Challenger Cities Salon - Montreal edition
Culture, Infrastructure and the Trouble with Becoming Like Everyone Else
Every other North American city is trying to become Montreal. But is Montreal trying to become every other North American city?
Montreal has almost accidentally preserved what other cities are spending fortunes to recover ... affordable creative space, genuine street life, cultural friction and a bilingual identity that resists easy branding. The question is whether that's a culture, a policy or just an accident waiting to be corrected?
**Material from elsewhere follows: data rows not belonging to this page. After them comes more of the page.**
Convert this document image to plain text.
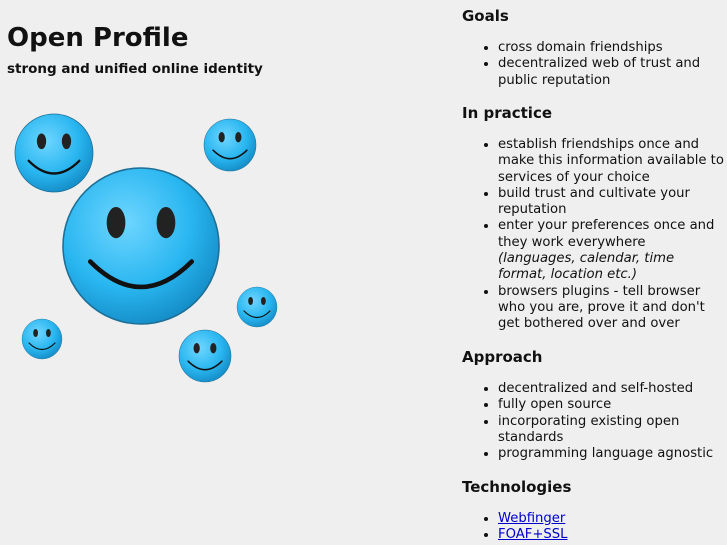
Open Profile

strong and unified online identity

Goals
• cross domain friendships
• decentralized web of trust and public reputation
In practice
• establish friendships once and make this information available to services of your choice
• build trust and cultivate your reputation
• enter your preferences once and they work everywhere
(languages, calendar, time format, location etc.)
• browsers plugins - tell browser who you are, prove it and don't get bothered over and over
Approach
• decentralized and self-hosted
• fully open source
• incorporating existing open standards
• programming language agnostic
Technologies
• Webfinger
• FOAF+SSL
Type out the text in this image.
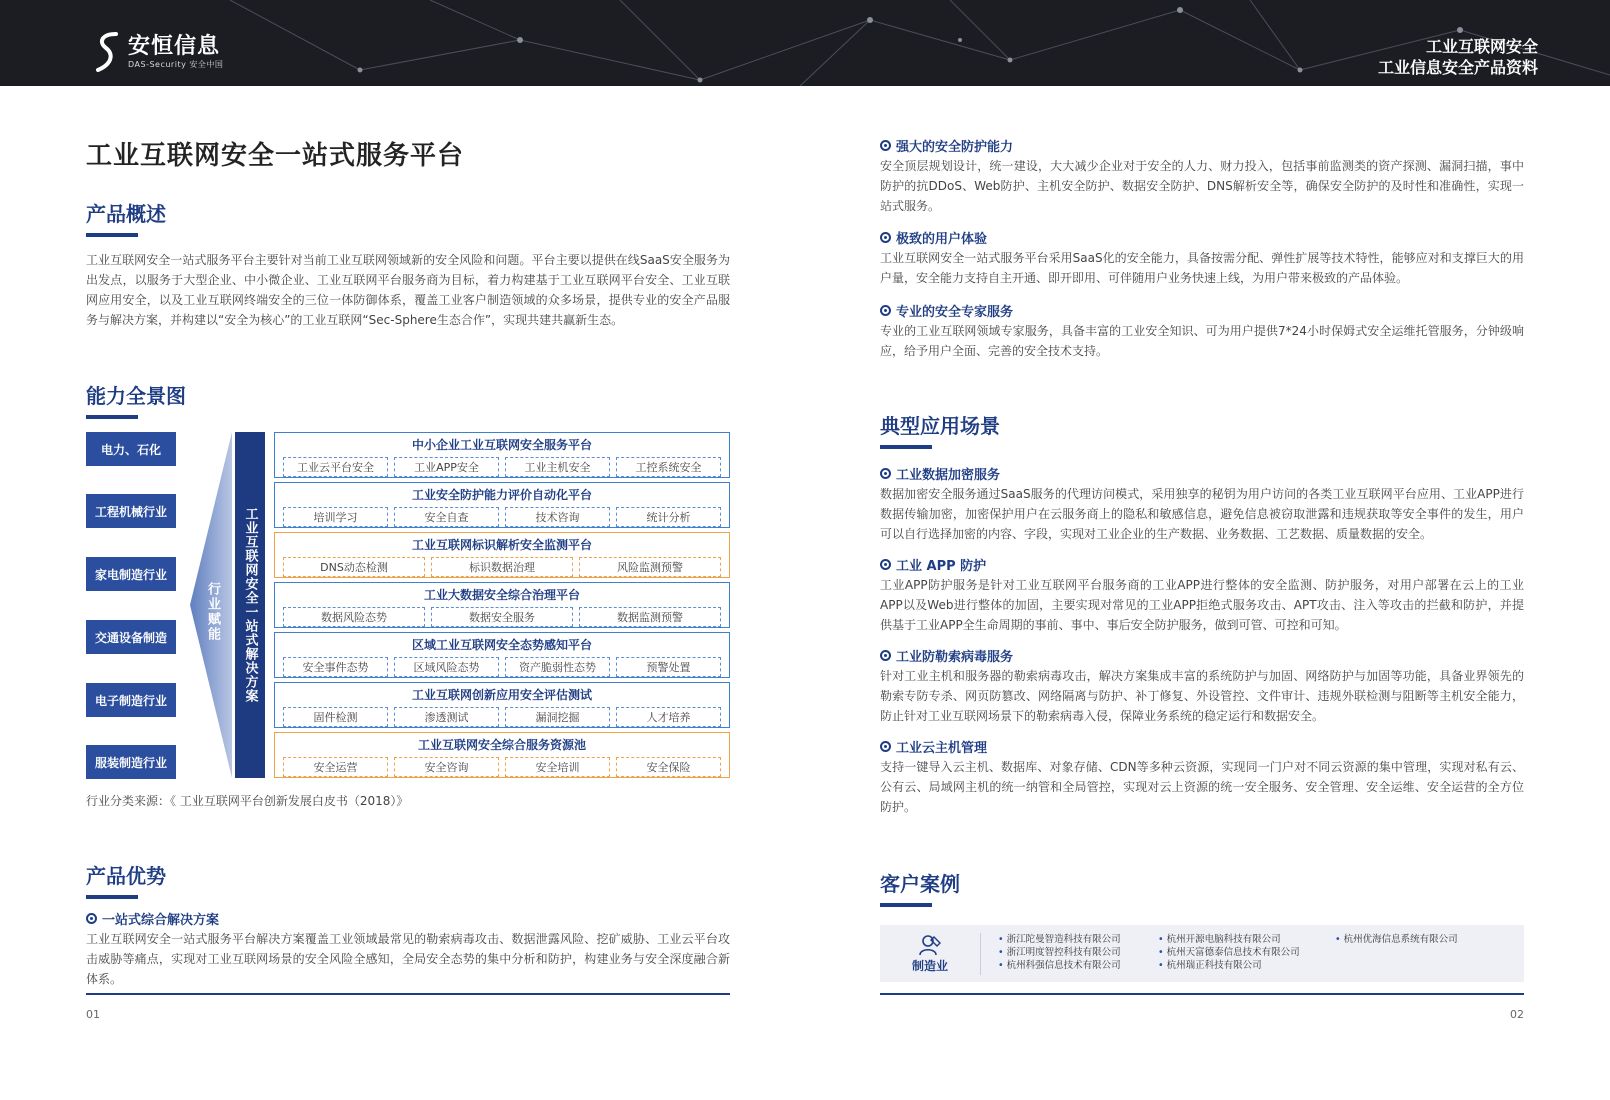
安恒信息
DAS-Security 安全中国
工业互联网安全
工业信息安全产品资料
工业互联网安全一站式服务平台
产品概述
工业互联网安全一站式服务平台主要针对当前工业互联网领域新的安全风险和问题。平台主要以提供在线SaaS安全服务为出发点，以服务于大型企业、中小微企业、工业互联网平台服务商为目标，着力构建基于工业互联网平台安全、工业互联网应用安全，以及工业互联网终端安全的三位一体防御体系，覆盖工业客户制造领域的众多场景，提供专业的安全产品服务与解决方案，并构建以“安全为核心”的工业互联网“Sec-Sphere生态合作”，实现共建共赢新生态。
能力全景图
电力、石化
工程机械行业
家电制造行业
交通设备制造
电子制造行业
服装制造行业
行业赋能	工业互联网安全一站式解决方案
中小企业工业互联网安全服务平台
工业云平台安全	工业APP安全	工业主机安全	工控系统安全
工业安全防护能力评价自动化平台
培训学习	安全自查	技术咨询	统计分析
工业互联网标识解析安全监测平台
DNS动态检测	标识数据治理	风险监测预警
工业大数据安全综合治理平台
数据风险态势	数据安全服务	数据监测预警
区域工业互联网安全态势感知平台
安全事件态势	区域风险态势	资产脆弱性态势	预警处置
工业互联网创新应用安全评估测试
固件检测	渗透测试	漏洞挖掘	人才培养
工业互联网安全综合服务资源池
安全运营	安全咨询	安全培训	安全保险
行业分类来源：《 工业互联网平台创新发展白皮书（2018）》
产品优势
一站式综合解决方案
工业互联网安全一站式服务平台解决方案覆盖工业领域最常见的勒索病毒攻击、数据泄露风险、挖矿威胁、工业云平台攻击威胁等痛点，实现对工业互联网场景的安全风险全感知，全局安全态势的集中分析和防护，构建业务与安全深度融合新体系。
01
强大的安全防护能力
安全顶层规划设计，统一建设，大大减少企业对于安全的人力、财力投入，包括事前监测类的资产探测、漏洞扫描，事中防护的抗DDoS、Web防护、主机安全防护、数据安全防护、DNS解析安全等，确保安全防护的及时性和准确性，实现一站式服务。
极致的用户体验
工业互联网安全一站式服务平台采用SaaS化的安全能力，具备按需分配、弹性扩展等技术特性，能够应对和支撑巨大的用户量，安全能力支持自主开通、即开即用、可伴随用户业务快速上线，为用户带来极致的产品体验。
专业的安全专家服务
专业的工业互联网领域专家服务，具备丰富的工业安全知识、可为用户提供7*24小时保姆式安全运维托管服务，分钟级响应，给予用户全面、完善的安全技术支持。
典型应用场景
工业数据加密服务
数据加密安全服务通过SaaS服务的代理访问模式，采用独享的秘钥为用户访问的各类工业互联网平台应用、工业APP进行数据传输加密，加密保护用户在云服务商上的隐私和敏感信息，避免信息被窃取泄露和违规获取等安全事件的发生，用户可以自行选择加密的内容、字段，实现对工业企业的生产数据、业务数据、工艺数据、质量数据的安全。
工业 APP 防护
工业APP防护服务是针对工业互联网平台服务商的工业APP进行整体的安全监测、防护服务，对用户部署在云上的工业APP以及Web进行整体的加固，主要实现对常见的工业APP拒绝式服务攻击、APT攻击、注入等攻击的拦截和防护，并提供基于工业APP全生命周期的事前、事中、事后安全防护服务，做到可管、可控和可知。
工业防勒索病毒服务
针对工业主机和服务器的勒索病毒攻击，解决方案集成丰富的系统防护与加固、网络防护与加固等功能，具备业界领先的勒索专防专杀、网页防篡改、网络隔离与防护、补丁修复、外设管控、文件审计、违规外联检测与阻断等主机安全能力，防止针对工业互联网场景下的勒索病毒入侵，保障业务系统的稳定运行和数据安全。
工业云主机管理
支持一键导入云主机、数据库、对象存储、CDN等多种云资源，实现同一门户对不同云资源的集中管理，实现对私有云、公有云、局域网主机的统一纳管和全局管控，实现对云上资源的统一安全服务、安全管理、安全运维、安全运营的全方位防护。
客户案例
制造业
• 浙江陀曼智造科技有限公司
• 浙江明度智控科技有限公司
• 杭州科强信息技术有限公司
• 杭州开源电脑科技有限公司
• 杭州天富德泰信息技术有限公司
• 杭州瑞正科技有限公司
• 杭州优海信息系统有限公司
02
Some say Montreal has lost some of its swagger ... the city that built the world's biggest comedy festival, a global creative economy and a reputation for mischief has, somewhere along the way, gotten somewhat cautious, or at least less audacious.
But swagger alone won't save it. Culture needs infrastructure to survive as in those affordable rents for the people who make the work, outlets for the work to find an audience, transit and connectivity that bring the right people in without turning the city into a backdrop for everyone else's holiday.
The trick is calibration. Good cultural cities are just out of the way enough. A little friction can be a feature. That doesn't mean a high-speed rail line to Toronto would be bad, it means the question isn't whether to connect, but how to connect without smoothing away the texture that makes Montreal worth connecting to.
In the room:
Greg Lindsay - futurist, on what the screen economy hasn't yet colonised in Montreal, and whether the city knows it well enough to protect it.
Jacquelyn West - cultural place developer, on what it actually costs to keep creative space alive, in both languages.
Andy Nulman - co-founder of Just For Laughs and PACT, on what Montreal does when it stops being afraid.
Mathieu Grondin - Global Nightlife Advocate and First Nightlife Commissioner in Canada
Phil Tabah - Founder and Publisher of TheMain.com, redefining local media publications
Plus others TBC - somewhere between media, civic technology and hardcore infrastructure.
Salon format, small room, no panel, or slides, and expect polite disagreement.